After the two years’ planning, the restaurant doors were due to open on 1 April 2020. But then the first coronavirus lockdown was imposed on 23 March.

“We had just invested all of this money and everything was ready to go, and we had 15 to 20 members of staff ready to start working,” says Emma. “My gut feeling was to shut up shop and bury our heads in the sand, but my husband’s point of view was to stay open and do everything we could to survive and make it work.”

And so they did, with the restaurant staff redeployed to working on a grocery delivery service that was rapidly handling as many as 100 deliveries a day.

The restaurant eventually opened on 13 July, two weeks before the Eat Out To Help Out Scheme launched.

“We were very, very busy straight away. It was kind of a baptism of fire,” says Emma. “We learned a lot, and luckily we seemed to have pulled it off without a mass customer exodus from the business.”

Alongside the farm shop and restaurant is a concession operated by sustainable wool bedding supplier Floks.

“With costs going up, we were looking at other revenue streams and realised we had barns on the farm that we weren’t using. So we renovated one of those and now lease that, which has worked really well.”

Cafe Interior

Source: Yolk Farm

And another tie-up with an outside business is on the cards. Yolk Farm was recently granted planning permission to open a children’s nursery, and plans to sell an area of its land to a company that wants to open one on the farm.

“This means children can come and do exactly what we wanted people to do when we bought the business, which is learn about farming from a young age and be connected to the land,” Emma explains.

Yolk Farm also hosts events, using its restaurant space for art classes and offering yoga classes both indoors and outdoors with the alpacas. Families are also targeted with a sensory play class, yoga for toddlers and a ‘mummy and me’ fitness class.

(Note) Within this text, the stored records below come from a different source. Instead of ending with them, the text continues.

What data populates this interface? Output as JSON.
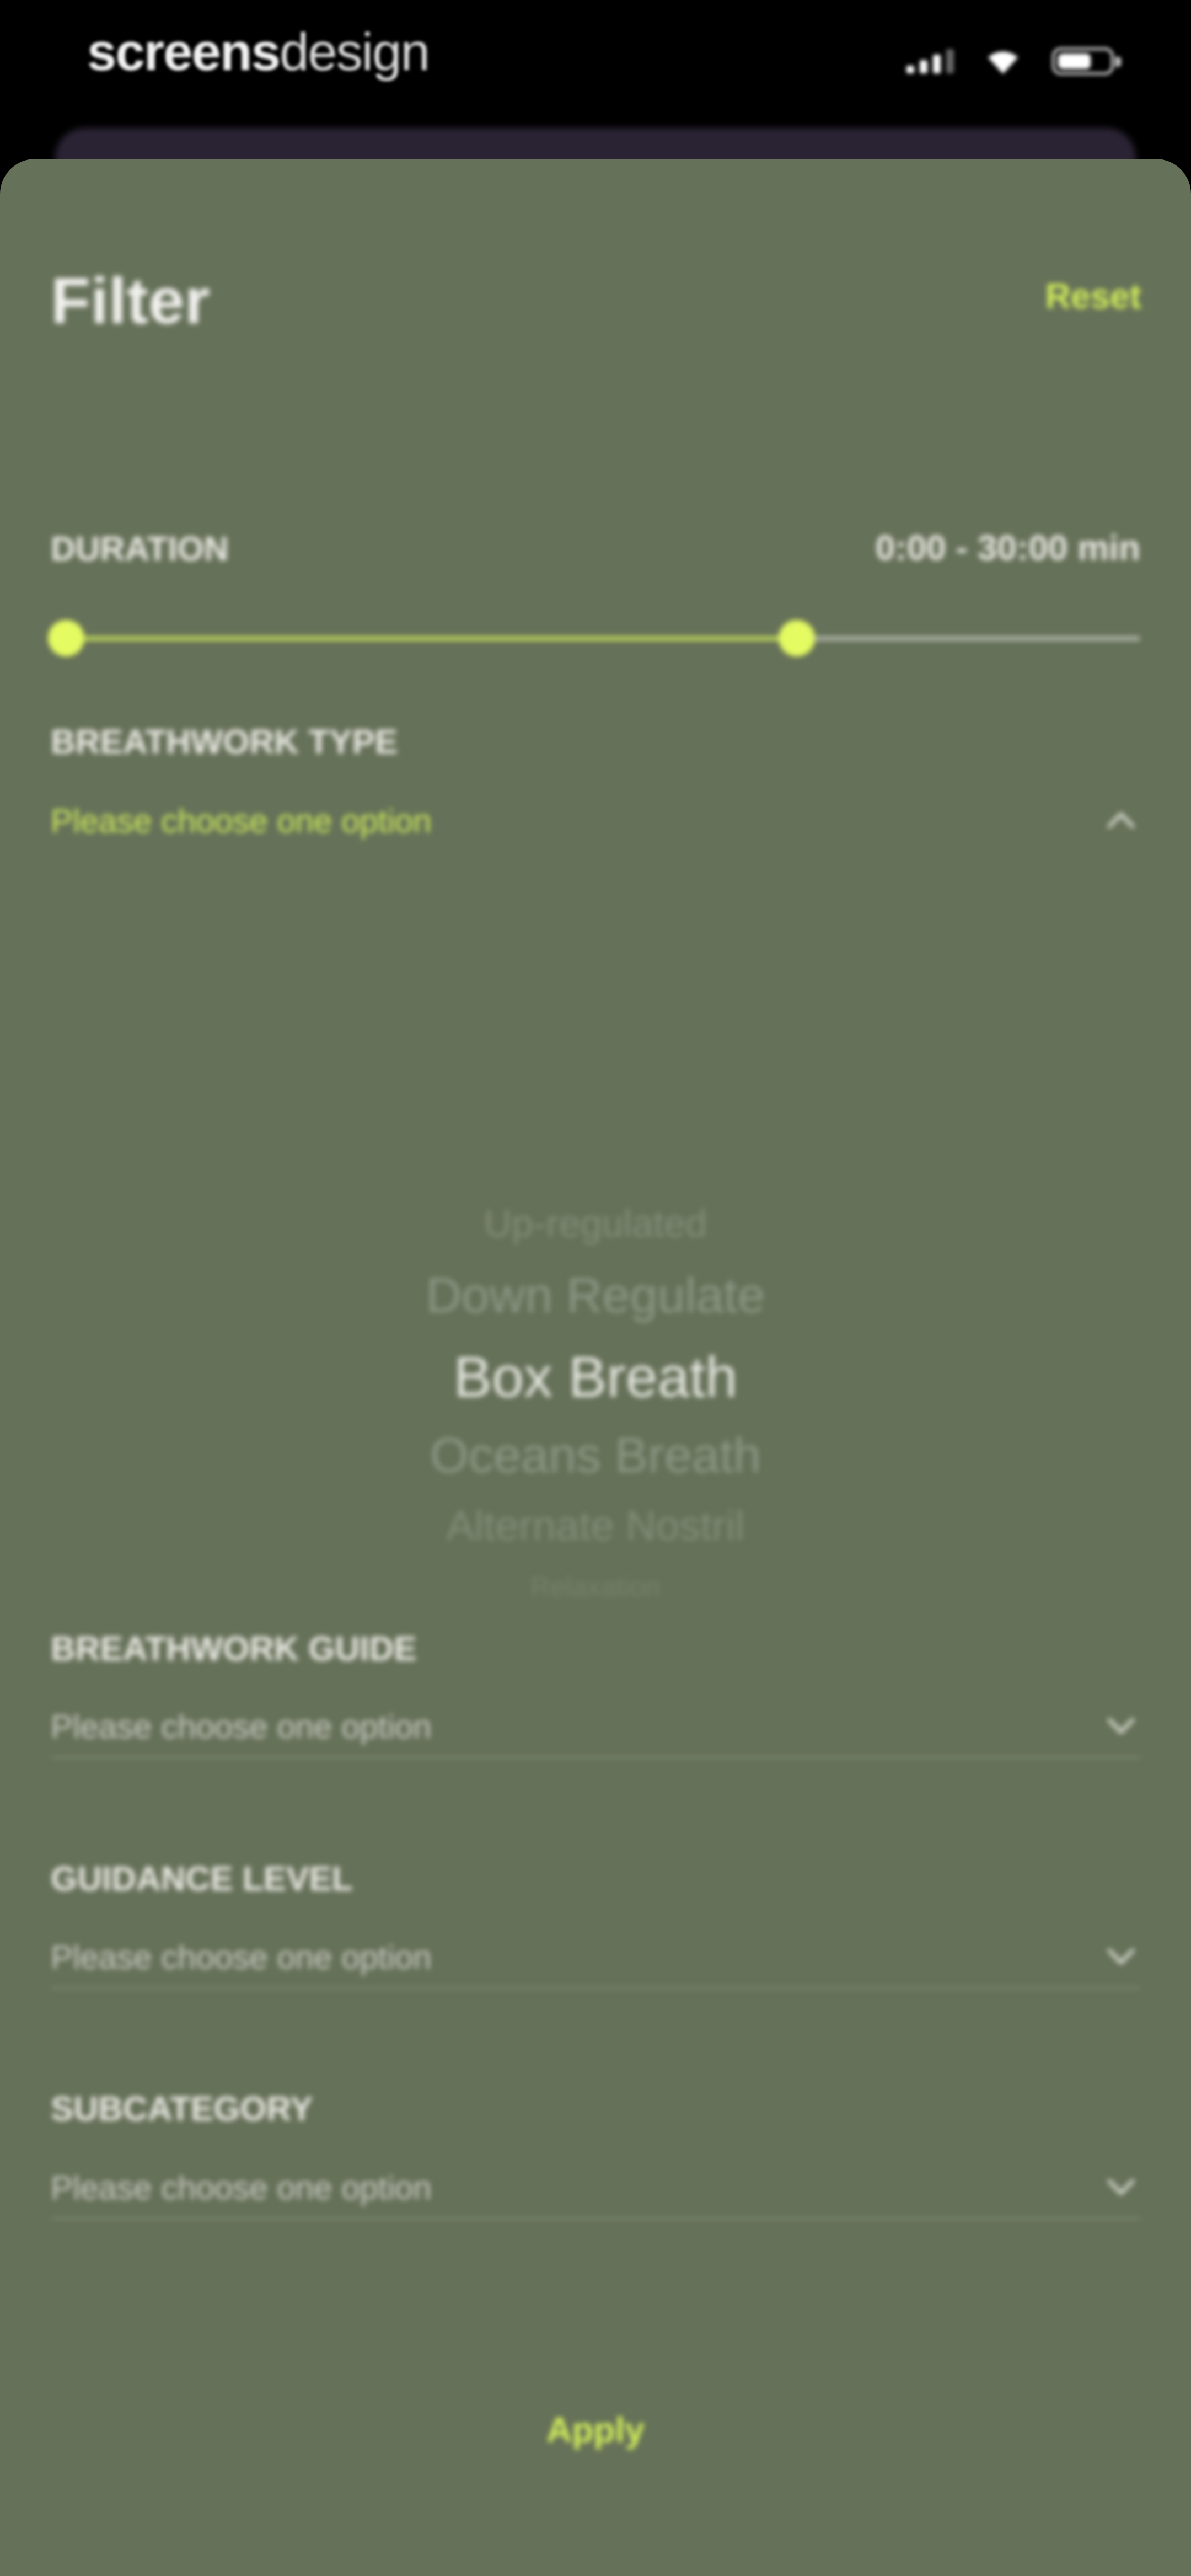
{
  "status_bar": {
    "brand_bold": "screens",
    "brand_light": "design",
    "icons": [
      "signal-icon",
      "wifi-icon",
      "battery-icon"
    ]
  },
  "filter": {
    "title": "Filter",
    "reset_label": "Reset",
    "duration": {
      "label": "DURATION",
      "value_text": "0:00 - 30:00 min",
      "range_min_fraction": 0.0,
      "range_max_fraction": 0.68
    },
    "breathwork_type": {
      "label": "BREATHWORK TYPE",
      "placeholder": "Please choose one option",
      "expanded": true,
      "options": [
        "Up-regulated",
        "Down Regulate",
        "Box Breath",
        "Oceans Breath",
        "Alternate Nostril",
        "Relaxation"
      ],
      "selected": "Box Breath"
    },
    "breathwork_guide": {
      "label": "BREATHWORK GUIDE",
      "placeholder": "Please choose one option"
    },
    "guidance_level": {
      "label": "GUIDANCE LEVEL",
      "placeholder": "Please choose one option"
    },
    "subcategory": {
      "label": "SUBCATEGORY",
      "placeholder": "Please choose one option"
    },
    "apply_label": "Apply"
  },
  "colors": {
    "sheet_background": "#667159",
    "accent": "#d6f35b",
    "text_primary": "#ecece6",
    "text_muted": "#c9cbc2"
  }
}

The work put into transforming the business was recognised in the Farm Shop & Deli Retailer Awards this year. Yolk Farm was named Large Business for the North East.

Emma describes the win as a pivotal moment. It was also a recognition of the hard work put in by the Yolk Farm team. “They love it when we win something, and are just as excited as us, if not more.”

She adds that watching the team grow and develop has been a high point of opening the business. “Seeing them take autonomy in our business, but also in their own lives, is so rewarding. It’s really amazing to see people’s lives flourish and to see them take the business we built and grow it further.”